For me as a developer, this workflow question is the most important one.
I been playing around with the GitLab test instance today. I really like it... up until to the point I tried to get actual development done.
It is not practical to properly chunk out big changes properly for review with GitLab without history rewriting (i.e. force push). My requirements are:
- chaining dependent changes together
- independent iteration of those changes based on code review
- approving and preferably merging changes independently
Gerrit deals with the problem by having append-only patchset versions and nice way to link them together (no force-push needed).
GitLab seems to primarily support doing it at merge-time. The UI has very limited support for it (only squash and rebase or merge commit). Full power of git rebase -i is needed. If we only allow history rewriting during merge-time, we have multiple issues: the person doing the merge now has the burden to rewrite the history, which in Gerrit is done by the author (except trivial rebases), and they must be able to push directly to the target branch (this would likely be disabled for master branch) and thirdly, the worst thing in my opinion, the result would not be reviewed.

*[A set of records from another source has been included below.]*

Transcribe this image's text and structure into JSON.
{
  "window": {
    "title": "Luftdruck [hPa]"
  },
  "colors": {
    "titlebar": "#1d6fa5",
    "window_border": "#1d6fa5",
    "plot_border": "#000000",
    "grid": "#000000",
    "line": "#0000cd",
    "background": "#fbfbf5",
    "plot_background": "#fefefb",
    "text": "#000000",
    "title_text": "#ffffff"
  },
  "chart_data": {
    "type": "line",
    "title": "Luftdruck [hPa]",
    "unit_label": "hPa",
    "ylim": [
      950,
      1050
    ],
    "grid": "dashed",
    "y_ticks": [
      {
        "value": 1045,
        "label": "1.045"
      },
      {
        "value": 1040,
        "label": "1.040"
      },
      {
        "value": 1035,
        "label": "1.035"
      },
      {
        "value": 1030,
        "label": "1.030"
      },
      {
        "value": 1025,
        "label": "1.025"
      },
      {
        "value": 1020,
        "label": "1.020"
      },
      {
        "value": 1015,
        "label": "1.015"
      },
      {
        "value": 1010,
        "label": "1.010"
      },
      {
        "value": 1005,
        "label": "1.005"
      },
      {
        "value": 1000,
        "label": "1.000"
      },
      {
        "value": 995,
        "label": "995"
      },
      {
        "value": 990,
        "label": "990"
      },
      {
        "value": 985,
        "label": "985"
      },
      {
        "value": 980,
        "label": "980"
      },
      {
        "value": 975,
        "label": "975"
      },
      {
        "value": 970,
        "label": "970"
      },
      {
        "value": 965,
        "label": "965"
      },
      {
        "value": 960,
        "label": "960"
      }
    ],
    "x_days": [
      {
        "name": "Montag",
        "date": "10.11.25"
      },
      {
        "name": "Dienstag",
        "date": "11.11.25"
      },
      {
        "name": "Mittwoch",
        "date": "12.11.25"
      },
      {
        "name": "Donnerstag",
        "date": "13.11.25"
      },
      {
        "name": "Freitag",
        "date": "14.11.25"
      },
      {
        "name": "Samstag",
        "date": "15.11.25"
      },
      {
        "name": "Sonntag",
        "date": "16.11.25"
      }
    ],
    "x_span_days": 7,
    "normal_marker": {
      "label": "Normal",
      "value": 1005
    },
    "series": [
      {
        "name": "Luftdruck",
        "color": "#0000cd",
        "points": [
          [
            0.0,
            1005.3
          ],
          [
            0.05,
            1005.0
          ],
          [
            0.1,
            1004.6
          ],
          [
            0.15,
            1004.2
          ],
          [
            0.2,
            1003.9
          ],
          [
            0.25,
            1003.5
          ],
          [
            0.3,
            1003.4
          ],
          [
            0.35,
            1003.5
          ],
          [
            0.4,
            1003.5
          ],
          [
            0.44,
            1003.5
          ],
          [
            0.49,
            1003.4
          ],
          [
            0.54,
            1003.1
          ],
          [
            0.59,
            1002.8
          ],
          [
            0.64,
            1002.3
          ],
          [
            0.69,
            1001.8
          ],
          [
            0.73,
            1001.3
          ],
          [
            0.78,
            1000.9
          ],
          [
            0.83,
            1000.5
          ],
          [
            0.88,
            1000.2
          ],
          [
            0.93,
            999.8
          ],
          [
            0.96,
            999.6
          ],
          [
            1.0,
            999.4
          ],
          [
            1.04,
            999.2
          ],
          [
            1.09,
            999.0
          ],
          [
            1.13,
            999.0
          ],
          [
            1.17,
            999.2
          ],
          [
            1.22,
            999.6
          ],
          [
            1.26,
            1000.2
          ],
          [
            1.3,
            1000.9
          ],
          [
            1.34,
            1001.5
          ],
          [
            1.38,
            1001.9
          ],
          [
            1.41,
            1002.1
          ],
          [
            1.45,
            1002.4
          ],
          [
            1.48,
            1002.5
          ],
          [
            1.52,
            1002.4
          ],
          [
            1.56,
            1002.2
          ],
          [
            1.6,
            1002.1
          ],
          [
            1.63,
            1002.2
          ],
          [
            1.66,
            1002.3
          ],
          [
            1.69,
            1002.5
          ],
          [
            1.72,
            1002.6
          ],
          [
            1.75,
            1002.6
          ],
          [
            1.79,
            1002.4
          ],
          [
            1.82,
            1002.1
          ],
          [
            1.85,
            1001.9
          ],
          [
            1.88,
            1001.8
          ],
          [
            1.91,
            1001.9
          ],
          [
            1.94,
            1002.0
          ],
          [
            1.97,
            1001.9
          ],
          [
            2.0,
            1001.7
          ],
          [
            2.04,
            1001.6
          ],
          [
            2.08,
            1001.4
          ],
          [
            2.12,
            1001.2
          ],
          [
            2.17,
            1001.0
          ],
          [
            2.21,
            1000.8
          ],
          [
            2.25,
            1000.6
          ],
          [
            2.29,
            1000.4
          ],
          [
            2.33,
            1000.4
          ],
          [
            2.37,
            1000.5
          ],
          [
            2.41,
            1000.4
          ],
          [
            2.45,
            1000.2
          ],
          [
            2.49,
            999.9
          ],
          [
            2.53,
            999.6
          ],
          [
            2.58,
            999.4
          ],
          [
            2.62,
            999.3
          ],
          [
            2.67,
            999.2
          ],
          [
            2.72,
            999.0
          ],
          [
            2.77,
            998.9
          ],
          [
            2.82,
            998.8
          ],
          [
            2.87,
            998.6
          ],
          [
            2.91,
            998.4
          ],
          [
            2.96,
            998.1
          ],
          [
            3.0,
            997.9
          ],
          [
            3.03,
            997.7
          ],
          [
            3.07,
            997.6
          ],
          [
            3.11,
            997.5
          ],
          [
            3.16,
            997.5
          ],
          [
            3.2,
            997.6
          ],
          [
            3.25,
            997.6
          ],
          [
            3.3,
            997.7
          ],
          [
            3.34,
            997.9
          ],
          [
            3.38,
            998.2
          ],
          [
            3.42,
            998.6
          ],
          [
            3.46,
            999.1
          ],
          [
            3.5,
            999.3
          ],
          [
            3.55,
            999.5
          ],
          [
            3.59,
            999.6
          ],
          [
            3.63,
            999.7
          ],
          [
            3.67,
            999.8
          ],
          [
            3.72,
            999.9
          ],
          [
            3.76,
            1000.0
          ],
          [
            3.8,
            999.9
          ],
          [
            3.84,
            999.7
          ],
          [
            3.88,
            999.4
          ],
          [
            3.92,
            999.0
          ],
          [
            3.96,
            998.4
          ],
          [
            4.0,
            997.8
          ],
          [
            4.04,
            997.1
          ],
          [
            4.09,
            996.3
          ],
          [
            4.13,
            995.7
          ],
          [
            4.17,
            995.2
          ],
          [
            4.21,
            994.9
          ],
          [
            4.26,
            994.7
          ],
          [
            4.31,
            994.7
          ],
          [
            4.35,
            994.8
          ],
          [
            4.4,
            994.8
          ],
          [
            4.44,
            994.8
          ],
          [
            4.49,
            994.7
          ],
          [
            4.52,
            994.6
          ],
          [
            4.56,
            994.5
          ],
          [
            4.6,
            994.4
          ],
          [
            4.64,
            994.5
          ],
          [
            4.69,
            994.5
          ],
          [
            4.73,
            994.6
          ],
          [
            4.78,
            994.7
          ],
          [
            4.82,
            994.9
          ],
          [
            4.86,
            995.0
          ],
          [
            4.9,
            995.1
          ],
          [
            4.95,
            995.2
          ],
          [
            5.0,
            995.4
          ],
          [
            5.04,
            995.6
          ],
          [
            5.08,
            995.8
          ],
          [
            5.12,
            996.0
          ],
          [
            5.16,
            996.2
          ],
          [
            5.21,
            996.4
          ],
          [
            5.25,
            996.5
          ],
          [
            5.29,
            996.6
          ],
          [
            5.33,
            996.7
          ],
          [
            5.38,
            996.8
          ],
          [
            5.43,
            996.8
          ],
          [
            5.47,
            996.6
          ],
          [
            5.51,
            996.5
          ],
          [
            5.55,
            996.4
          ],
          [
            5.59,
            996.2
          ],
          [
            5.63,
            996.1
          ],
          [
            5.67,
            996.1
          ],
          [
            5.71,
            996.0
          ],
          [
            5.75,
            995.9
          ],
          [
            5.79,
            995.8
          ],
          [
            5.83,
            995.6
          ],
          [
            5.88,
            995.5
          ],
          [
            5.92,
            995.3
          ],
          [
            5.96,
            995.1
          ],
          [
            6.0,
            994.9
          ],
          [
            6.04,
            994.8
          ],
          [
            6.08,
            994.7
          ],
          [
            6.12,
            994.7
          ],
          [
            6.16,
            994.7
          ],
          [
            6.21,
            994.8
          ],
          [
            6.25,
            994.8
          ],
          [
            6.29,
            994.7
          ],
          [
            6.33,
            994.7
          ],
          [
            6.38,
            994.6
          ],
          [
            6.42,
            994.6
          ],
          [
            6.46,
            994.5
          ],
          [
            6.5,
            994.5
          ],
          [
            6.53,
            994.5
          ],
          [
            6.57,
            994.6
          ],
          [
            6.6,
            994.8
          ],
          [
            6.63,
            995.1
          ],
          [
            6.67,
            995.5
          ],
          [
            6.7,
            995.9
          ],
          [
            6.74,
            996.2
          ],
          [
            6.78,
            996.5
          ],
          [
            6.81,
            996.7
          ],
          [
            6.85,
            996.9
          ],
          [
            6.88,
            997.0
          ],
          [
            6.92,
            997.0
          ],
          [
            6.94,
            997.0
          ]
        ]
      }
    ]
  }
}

All this goes away if we allow history rewriting and force-push updates to the merge request (with sufficient UI support so that reviewers can do their job).

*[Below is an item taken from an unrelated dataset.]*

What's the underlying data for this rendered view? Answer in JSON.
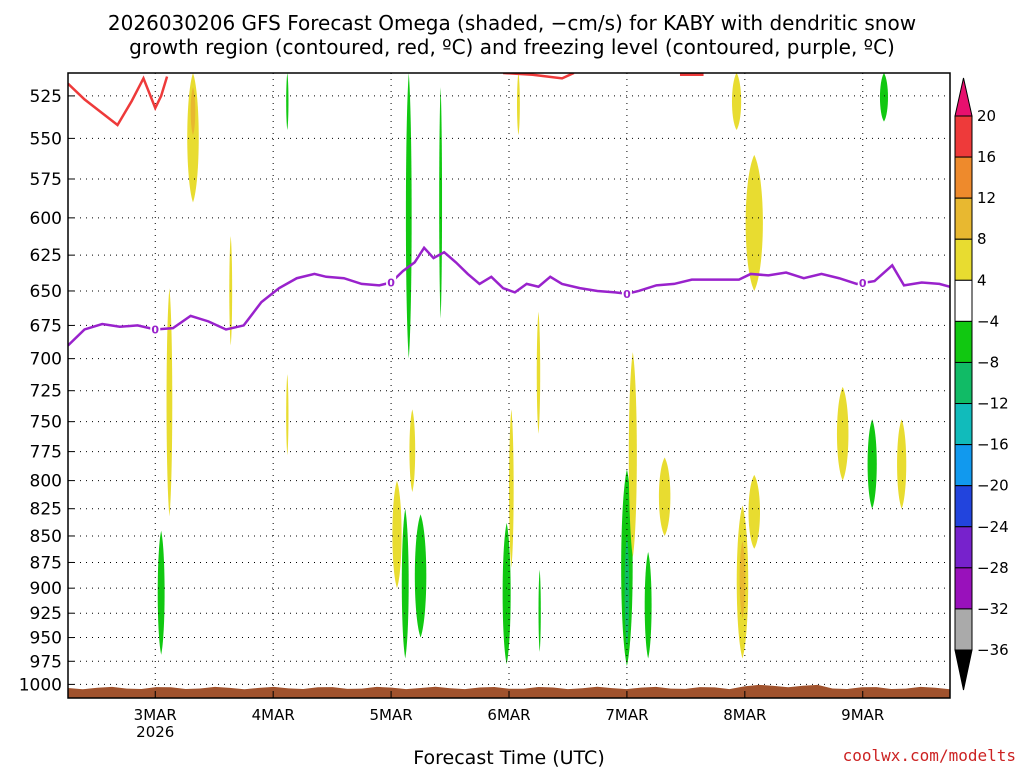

Things get even worse if we also want to independently merge the changes. This means they have to be split into multiple merge requests. I found no support for rebasing merge request chains. In my testing you either have to work backwards and merge latest merge request to earlier one first (frankly, nobody does that), or doing manual force-push for each merge request. Gerrit provides a handy button that does it for most of the simple cases. When you merge a first merge request from a chain in GitLab, the UI gives up. You can change the merge target manually (away from the now [hopefully] non-existing target branch) in the UI, but then, if you squashed or rebased the first merge request, it forces you do do a manual rebase and and force-push to update the subsequent merge requests.
GitLab seems a good solution for work that produces reasonable sized merge requests. However, the suitability of GitLab for me depends on its support for non-trivial history rewriting, which is required to develop and review work that consists of chained changes. Moreover, the only way to do that in GitLab is force-push to a merge request. So the suitability of GitLab essentially hinges on its support for force-push type of workflow.
Lack of a good support for such workflow would, in my opinion, lead to:
- messy histories with irrelevant and untestable commits, and/or
- slower development and code review burnout due to difficult to review mega-changes, and/or
- slower development due to having to wait for author or code-reviewer to complete previous steps before being able to proceed.